Par ailleurs, il a été montré que les berges de cours d’eau végétalisées sont plus raides que les berges non végétalisées. Par conséquent, les végétaux augmentent la résistance au cisaillement de berge et limitent les risques de glissement (Abernethy et Rutherfurd 1998). Cette capacité à améliorer la résistance au glissement a toutefois des limites : elle peut être remise en cause si le fond du lit s’incise et/ou si les arbres, par leur taille excessive, présentent un port déséquilibré.
 
Les végétaux influent également sur le profil transversal des cours d’eau en favorisant et en maintenant les plages de dépôts sédimentaires.

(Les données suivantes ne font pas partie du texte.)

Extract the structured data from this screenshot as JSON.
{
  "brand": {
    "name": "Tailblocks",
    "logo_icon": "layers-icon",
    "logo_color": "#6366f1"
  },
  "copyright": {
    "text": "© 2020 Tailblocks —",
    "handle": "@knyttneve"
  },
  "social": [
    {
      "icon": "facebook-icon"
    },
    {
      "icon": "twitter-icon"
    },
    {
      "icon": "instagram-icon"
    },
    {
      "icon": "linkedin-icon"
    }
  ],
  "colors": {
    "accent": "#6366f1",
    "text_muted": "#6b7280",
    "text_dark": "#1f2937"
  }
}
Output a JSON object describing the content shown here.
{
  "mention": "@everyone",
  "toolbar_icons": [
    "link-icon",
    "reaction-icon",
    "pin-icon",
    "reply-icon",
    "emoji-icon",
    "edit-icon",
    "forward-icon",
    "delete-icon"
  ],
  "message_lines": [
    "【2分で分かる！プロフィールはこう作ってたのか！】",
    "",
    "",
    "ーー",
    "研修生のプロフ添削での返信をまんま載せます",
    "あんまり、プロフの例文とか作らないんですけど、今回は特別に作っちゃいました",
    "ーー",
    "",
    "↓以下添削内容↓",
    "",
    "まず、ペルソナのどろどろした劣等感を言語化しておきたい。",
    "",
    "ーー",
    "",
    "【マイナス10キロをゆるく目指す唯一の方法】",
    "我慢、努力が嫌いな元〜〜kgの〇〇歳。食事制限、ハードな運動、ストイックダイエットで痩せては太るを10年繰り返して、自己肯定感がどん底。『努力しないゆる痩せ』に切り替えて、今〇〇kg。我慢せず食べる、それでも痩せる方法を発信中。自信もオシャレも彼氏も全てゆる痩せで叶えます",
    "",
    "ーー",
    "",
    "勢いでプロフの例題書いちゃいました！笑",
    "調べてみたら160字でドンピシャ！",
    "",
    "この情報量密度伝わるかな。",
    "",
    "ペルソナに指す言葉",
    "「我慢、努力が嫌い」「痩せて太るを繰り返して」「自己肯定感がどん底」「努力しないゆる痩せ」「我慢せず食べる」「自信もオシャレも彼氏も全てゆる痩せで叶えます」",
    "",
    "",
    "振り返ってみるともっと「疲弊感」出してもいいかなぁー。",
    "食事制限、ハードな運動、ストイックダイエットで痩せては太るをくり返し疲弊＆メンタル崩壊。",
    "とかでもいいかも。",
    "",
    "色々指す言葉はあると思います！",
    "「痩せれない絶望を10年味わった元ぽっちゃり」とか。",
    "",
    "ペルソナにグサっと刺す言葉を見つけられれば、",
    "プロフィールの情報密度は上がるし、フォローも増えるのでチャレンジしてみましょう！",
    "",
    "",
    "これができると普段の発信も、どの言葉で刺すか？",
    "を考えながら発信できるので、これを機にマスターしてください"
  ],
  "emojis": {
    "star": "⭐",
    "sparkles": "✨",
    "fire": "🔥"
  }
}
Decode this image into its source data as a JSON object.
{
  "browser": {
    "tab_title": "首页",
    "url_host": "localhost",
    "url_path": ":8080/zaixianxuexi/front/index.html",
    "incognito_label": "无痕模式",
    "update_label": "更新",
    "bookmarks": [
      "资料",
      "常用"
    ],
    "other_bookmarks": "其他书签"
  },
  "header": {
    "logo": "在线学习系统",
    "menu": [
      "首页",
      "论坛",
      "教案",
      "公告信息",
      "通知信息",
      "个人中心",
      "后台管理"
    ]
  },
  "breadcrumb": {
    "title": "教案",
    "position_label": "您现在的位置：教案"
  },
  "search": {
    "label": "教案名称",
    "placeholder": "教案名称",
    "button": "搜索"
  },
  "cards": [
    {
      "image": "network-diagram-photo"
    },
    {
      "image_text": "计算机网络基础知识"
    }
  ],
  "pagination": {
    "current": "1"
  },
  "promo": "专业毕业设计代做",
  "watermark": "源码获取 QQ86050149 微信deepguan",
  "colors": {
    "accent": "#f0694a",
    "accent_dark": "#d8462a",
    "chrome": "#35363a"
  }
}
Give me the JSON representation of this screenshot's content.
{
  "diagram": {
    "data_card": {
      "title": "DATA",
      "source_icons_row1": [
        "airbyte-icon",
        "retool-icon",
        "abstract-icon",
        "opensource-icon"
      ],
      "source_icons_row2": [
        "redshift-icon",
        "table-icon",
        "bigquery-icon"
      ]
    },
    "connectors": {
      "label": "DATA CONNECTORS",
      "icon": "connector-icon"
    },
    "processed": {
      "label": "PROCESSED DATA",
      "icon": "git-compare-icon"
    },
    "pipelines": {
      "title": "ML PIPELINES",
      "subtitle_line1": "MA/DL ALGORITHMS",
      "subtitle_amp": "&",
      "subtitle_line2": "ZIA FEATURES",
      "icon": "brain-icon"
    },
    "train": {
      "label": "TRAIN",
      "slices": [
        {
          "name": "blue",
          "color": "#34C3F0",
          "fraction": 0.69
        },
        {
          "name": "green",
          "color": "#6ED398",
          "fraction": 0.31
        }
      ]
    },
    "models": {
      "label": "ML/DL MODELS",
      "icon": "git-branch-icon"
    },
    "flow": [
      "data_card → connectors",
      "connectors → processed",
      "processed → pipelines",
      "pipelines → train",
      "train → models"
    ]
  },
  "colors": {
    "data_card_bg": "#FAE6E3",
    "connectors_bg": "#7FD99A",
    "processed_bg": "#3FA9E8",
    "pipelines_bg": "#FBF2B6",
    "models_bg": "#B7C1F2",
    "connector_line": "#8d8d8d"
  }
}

Par effet de peigne, les racines superficielles et les tiges favorisent les dépôts sédimentaires en ralentissant les vitesses d’écoulement. Les sédiments sont ainsi piégés et protégés de l’érosion hydraulique. Ces dépôts sédimentaires et les débris piégés par les végétaux vont eux-mêmes diminuer la section d’écoulement en encombrant le lit du cours d’eau.
 
Les végétaux augmentent la rugosité des berges et provoquent une diminution de la vitesse d’écoulement à proximité des berges. La présence de végétaux au sein de la zone d’écoulement lors des crues va aussi diminuer la section transversale et la capacité de transit, ce qui va provoquer une élévation du tirant d’eau. La figure 11 montre la différence de positionnement des isolignes de vitesse sur le profil transversal entre deux sections de cours d’eau, l’une sans végétation et l’autre avec. Les vitesses sont plus faibles à proximité de la berge et plus fortes au centre. Pour un même débit, le tirant d’eau augmente sur un cours d’eau végétalisé.
 
Fig. 11 -  Schéma de l’impact de la végétation sur le champ des vitesses dans l’écoulement (d’après BMLFW dans Donat 1995).